We all know what has happened in the U.S. with the foreclosures. Similar situations have occurred here in Canada. We have been more conservative in our lending so the situation is not quite as dire. Many people have over extended themselves and now find themselves unable to pay for their home. The house goes on the market, likely at a reduced price. It is not uncommon to find a requirement for a higher down payment and you need to show that you can make the monthly payments.

Insurance questions tie into financial planning. Planning ahead is always useful. What seems to be consistent in all financial planning is how you handle debt. We have gone looking for some advice on this subject and are pleased to present this article as the first of a series from specialists in this field.

Taya Weiszhaar has shared her insights on getting a handle on debt. We do believe that you have to try and control events or they will control you. This applies whether it is insurance or your long-term retirement funds. We thank Taya and provide her email if you have further questions: moc.prgegagtrom|ayat#moc.prgegagtrom|ayat and for more info check out her website.

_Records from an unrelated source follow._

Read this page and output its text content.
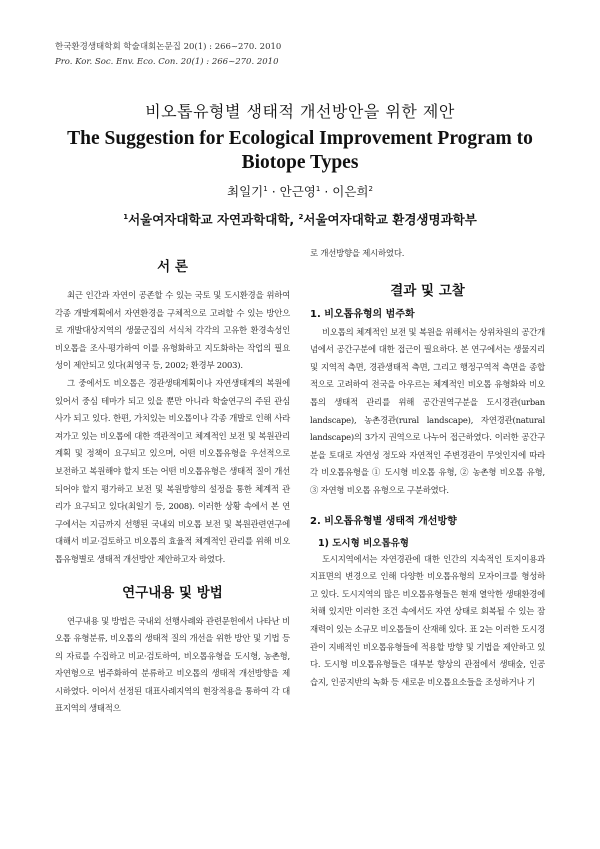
한국환경생태학회 학술대회논문집 20(1) : 266~270. 2010
Pro. Kor. Soc. Env. Eco. Con. 20(1) : 266~270. 2010
비오톱유형별 생태적 개선방안을 위한 제안
The Suggestion for Ecological Improvement Program to Biotope Types
최일기$^1$ · 안근영$^1$ · 이은희$^2$
$^1$서울여자대학교 자연과학대학, $^2$서울여자대학교 환경생명과학부
서 론

최근 인간과 자연이 공존할 수 있는 국토 및 도시환경을 위하여 각종 개발계획에서 자연환경을 구체적으로 고려할 수 있는 방안으로 개발대상지역의 생물군집의 서식처 각각의 고유한 환경속성인 비오톱을 조사·평가하여 이를 유형화하고 지도화하는 작업의 필요성이 제안되고 있다(최영국 등, 2002; 환경부 2003).

그 중에서도 비오톱은 경관생태계획이나 자연생태계의 복원에 있어서 중심 테마가 되고 있을 뿐만 아니라 학술연구의 주된 관심사가 되고 있다. 한편, 가치있는 비오톱이나 각종 개발로 인해 사라져가고 있는 비오톱에 대한 객관적이고 체계적인 보전 및 복원관리계획 및 정책이 요구되고 있으며, 어떤 비오톱유형을 우선적으로 보전하고 복원해야 할지 또는 어떤 비오톱유형은 생태적 질이 개선되어야 할지 평가하고 보전 및 복원방향의 설정을 통한 체계적 관리가 요구되고 있다(최일기 등, 2008). 이러한 상황 속에서 본 연구에서는 지금까지 선행된 국내외 비오톱 보전 및 복원관련연구에 대해서 비교·검토하고 비오톱의 효율적 체계적인 관리를 위해 비오톱유형별로 생태적 개선방안 제안하고자 하였다.

연구내용 및 방법

연구내용 및 방법은 국내외 선행사례와 관련문헌에서 나타난 비오톱 유형분류, 비오톱의 생태적 질의 개선을 위한 방안 및 기법 등의 자료를 수집하고 비교·검토하여, 비오톱유형을 도시형, 농촌형, 자연형으로 범주화하여 분류하고 비오톱의 생태적 개선방향을 제시하였다. 이어서 선정된 대표사례지역의 현장적용을 통하여 각 대표지역의 생태적으

로 개선방향을 제시하였다.

결과 및 고찰
1. 비오톱유형의 범주화

비오톱의 체계적인 보전 및 복원을 위해서는 상위차원의 공간개념에서 공간구분에 대한 접근이 필요하다. 본 연구에서는 생물지리 및 지역적 측면, 경관생태적 측면, 그리고 행정구역적 측면을 종합적으로 고려하여 전국을 아우르는 체계적인 비오톱 유형화와 비오톱의 생태적 관리를 위해 공간권역구분을 도시경관(urban landscape), 농촌경관(rural landscape), 자연경관(natural landscape)의 3가지 권역으로 나누어 접근하였다. 이러한 공간구분을 토대로 자연성 정도와 자연적인 주변경관이 무엇인지에 따라 각 비오톱유형을 ① 도시형 비오톱 유형, ② 농촌형 비오톱 유형, ③ 자연형 비오톱 유형으로 구분하였다.

2. 비오톱유형별 생태적 개선방향
1) 도시형 비오톱유형

도시지역에서는 자연경관에 대한 인간의 지속적인 토지이용과 지표면의 변경으로 인해 다양한 비오톱유형의 모자이크를 형성하고 있다. 도시지역의 많은 비오톱유형들은 현재 열악한 생태환경에 처해 있지만 이러한 조건 속에서도 자연 상태로 회복될 수 있는 잠재력이 있는 소규모 비오톱들이 산재해 있다. 표 2는 이러한 도시경관이 지배적인 비오톱유형들에 적용할 방향 및 기법을 제안하고 있다. 도시형 비오톱유형들은 대부분 향상의 관점에서 생태숲, 인공습지, 인공지반의 녹화 등 새로운 비오톱요소들을 조성하거나 기
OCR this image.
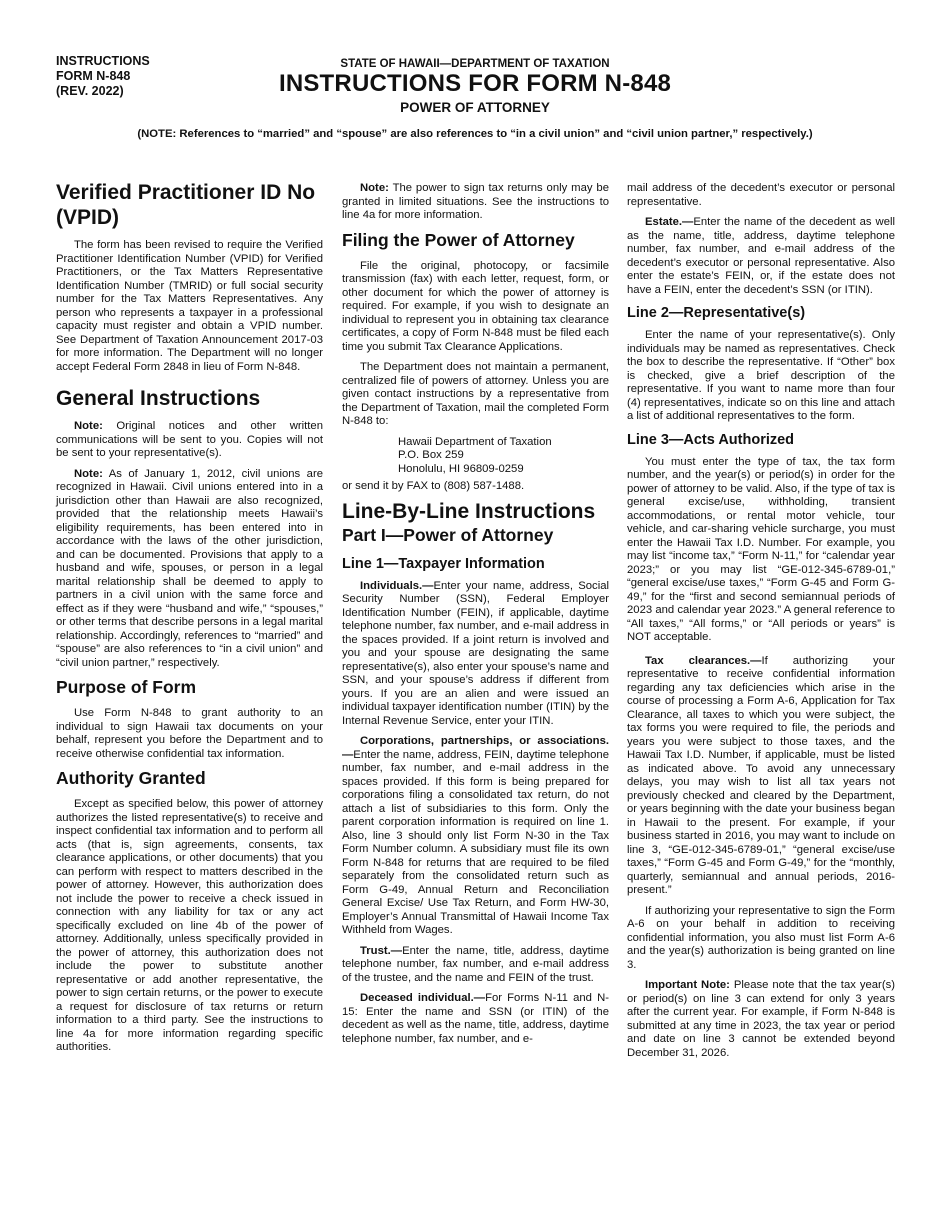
INSTRUCTIONS
FORM N-848
(REV. 2022)
STATE OF HAWAII—DEPARTMENT OF TAXATION
INSTRUCTIONS FOR FORM N-848
POWER OF ATTORNEY
(NOTE: References to “married” and “spouse” are also references to “in a civil union” and “civil union partner,” respectively.)
Verified Practitioner ID No (VPID)

The form has been revised to require the Verified Practitioner Identification Number (VPID) for Verified Practitioners, or the Tax Matters Representative Identification Number (TMRID) or full social security number for the Tax Matters Representatives. Any person who represents a taxpayer in a professional capacity must register and obtain a VPID number. See Department of Taxation Announcement 2017-03 for more information. The Department will no longer accept Federal Form 2848 in lieu of Form N-848.

General Instructions

Note: Original notices and other written communications will be sent to you. Copies will not be sent to your representative(s).

Note: As of January 1, 2012, civil unions are recognized in Hawaii. Civil unions entered into in a jurisdiction other than Hawaii are also recognized, provided that the relationship meets Hawaii’s eligibility requirements, has been entered into in accordance with the laws of the other jurisdiction, and can be documented. Provisions that apply to a husband and wife, spouses, or person in a legal marital relationship shall be deemed to apply to partners in a civil union with the same force and effect as if they were “husband and wife,” “spouses,” or other terms that describe persons in a legal marital relationship. Accordingly, references to “married” and “spouse” are also references to “in a civil union” and “civil union partner,” respectively.

Purpose of Form

Use Form N-848 to grant authority to an individual to sign Hawaii tax documents on your behalf, represent you before the Department and to receive otherwise confidential tax information.

Authority Granted

Except as specified below, this power of attorney authorizes the listed representative(s) to receive and inspect confidential tax information and to perform all acts (that is, sign agreements, consents, tax clearance applications, or other documents) that you can perform with respect to matters described in the power of attorney. However, this authorization does not include the power to receive a check issued in connection with any liability for tax or any act specifically excluded on line 4b of the power of attorney. Additionally, unless specifically provided in the power of attorney, this authorization does not include the power to substitute another representative or add another representative, the power to sign certain returns, or the power to execute a request for disclosure of tax returns or return information to a third party. See the instructions to line 4a for more information regarding specific authorities.

Note: The power to sign tax returns only may be granted in limited situations. See the instructions to line 4a for more information.

Filing the Power of Attorney

File the original, photocopy, or facsimile transmission (fax) with each letter, request, form, or other document for which the power of attorney is required. For example, if you wish to designate an individual to represent you in obtaining tax clearance certificates, a copy of Form N-848 must be filed each time you submit Tax Clearance Applications.

The Department does not maintain a permanent, centralized file of powers of attorney. Unless you are given contact instructions by a representative from the Department of Taxation, mail the completed Form N-848 to:

Hawaii Department of Taxation
P.O. Box 259
Honolulu, HI 96809-0259

or send it by FAX to (808) 587-1488.

Line-By-Line Instructions
Part I—Power of Attorney
Line 1—Taxpayer Information

Individuals.—Enter your name, address, Social Security Number (SSN), Federal Employer Identification Number (FEIN), if applicable, daytime telephone number, fax number, and e-mail address in the spaces provided. If a joint return is involved and you and your spouse are designating the same representative(s), also enter your spouse’s name and SSN, and your spouse’s address if different from yours. If you are an alien and were issued an individual taxpayer identification number (ITIN) by the Internal Revenue Service, enter your ITIN.

Corporations, partnerships, or associations.—Enter the name, address, FEIN, daytime telephone number, fax number, and e-mail address in the spaces provided. If this form is being prepared for corporations filing a consolidated tax return, do not attach a list of subsidiaries to this form. Only the parent corporation information is required on line 1. Also, line 3 should only list Form N-30 in the Tax Form Number column. A subsidiary must file its own Form N-848 for returns that are required to be filed separately from the consolidated return such as Form G-49, Annual Return and Reconciliation General Excise/ Use Tax Return, and Form HW-30, Employer’s Annual Transmittal of Hawaii Income Tax Withheld from Wages.

Trust.—Enter the name, title, address, daytime telephone number, fax number, and e-mail address of the trustee, and the name and FEIN of the trust.

Deceased individual.—For Forms N-11 and N-15: Enter the name and SSN (or ITIN) of the decedent as well as the name, title, address, daytime telephone number, fax number, and e-

mail address of the decedent’s executor or personal representative.

Estate.—Enter the name of the decedent as well as the name, title, address, daytime telephone number, fax number, and e-mail address of the decedent’s executor or personal representative. Also enter the estate’s FEIN, or, if the estate does not have a FEIN, enter the decedent’s SSN (or ITIN).

Line 2—Representative(s)

Enter the name of your representative(s). Only individuals may be named as representatives. Check the box to describe the representative. If “Other” box is checked, give a brief description of the representative. If you want to name more than four (4) representatives, indicate so on this line and attach a list of additional representatives to the form.

Line 3—Acts Authorized

You must enter the type of tax, the tax form number, and the year(s) or period(s) in order for the power of attorney to be valid. Also, if the type of tax is general excise/use, withholding, transient accommodations, or rental motor vehicle, tour vehicle, and car-sharing vehicle surcharge, you must enter the Hawaii Tax I.D. Number. For example, you may list “income tax,” “Form N-11,” for “calendar year 2023;” or you may list “GE-012-345-6789-01,” “general excise/use taxes,” “Form G-45 and Form G-49,” for the “first and second semiannual periods of 2023 and calendar year 2023.” A general reference to “All taxes,” “All forms,” or “All periods or years” is NOT acceptable.

Tax clearances.—If authorizing your representative to receive confidential information regarding any tax deficiencies which arise in the course of processing a Form A-6, Application for Tax Clearance, all taxes to which you were subject, the tax forms you were required to file, the periods and years you were subject to those taxes, and the Hawaii Tax I.D. Number, if applicable, must be listed as indicated above. To avoid any unnecessary delays, you may wish to list all tax years not previously checked and cleared by the Department, or years beginning with the date your business began in Hawaii to the present. For example, if your business started in 2016, you may want to include on line 3, “GE-012-345-6789-01,” “general excise/use taxes,” “Form G-45 and Form G-49,” for the “monthly, quarterly, semiannual and annual periods, 2016-present.”

If authorizing your representative to sign the Form A-6 on your behalf in addition to receiving confidential information, you also must list Form A-6 and the year(s) authorization is being granted on line 3.

Important Note: Please note that the tax year(s) or period(s) on line 3 can extend for only 3 years after the current year. For example, if Form N-848 is submitted at any time in 2023, the tax year or period and date on line 3 cannot be extended beyond December 31, 2026.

Debt seems to be something on a lot of people's minds these days, with many thinking about taking on additional obligations due to the low interest environment we're in. Others are more worried about eliminating debt, concerned with the downward trend in the overall economy. Either way attitudes toward borrowing money are changing, so I thought an examination of debt might be of some interest.

Leaving aside the question of the bigger economic picture for the moment, debt can be divided into three basic categories: Bad, Good and Best.

Bad debt is easy to identify, with the degree of "badness" determined by the interest rate. Bad debt can be categorized as any money borrowed for the purchase of something that will decline in value over time. A prime example would be a car loan. Fully financing the purchase of a $25,000 automobile results in an immediate loss of about 10%…within five years the vehicle is worth maybe $10,000 if you're lucky. High interest credit card balances are obviously the worst, with the purchases often related to goods and services with zero residual value.

Good debt by contrast relates to borrowing for the purchase of things that will increase in value over the years. The best example is of course a home purchase. Home ownership is a common goal in Canadian society, and one which makes a lot of sense. It costs money to occupy a residence regardless of whether you rent or own…so why not have that occupancy cost go towards building equity. For many people their home represents their greatest source of wealth, and a retiree with a paid off mortgage has a number of options available should the need for capital arise.

Best debt is a concept that will probably be foreign to some. Like good debt it relates to the borrowing of money for purchases which will increase in value…but with a kicker. With best debt the commodity being purchased qualifies the borrower to write-off the interest expense on the loan. For specifics you need to talk to your mortgage specialist but it typically relates to the purchasing of equities such as stocks or even mutual funds.

You may have heard ads talking about 'the tax free mortgage', which relates directly to the concept of 'best debt'. As an example, a person who inherits $25,000 could use the money to pay down a mortgage, then turn around and leverage against the equity in the home to invest in the market…with the interest payments on the loan now being tax deductible.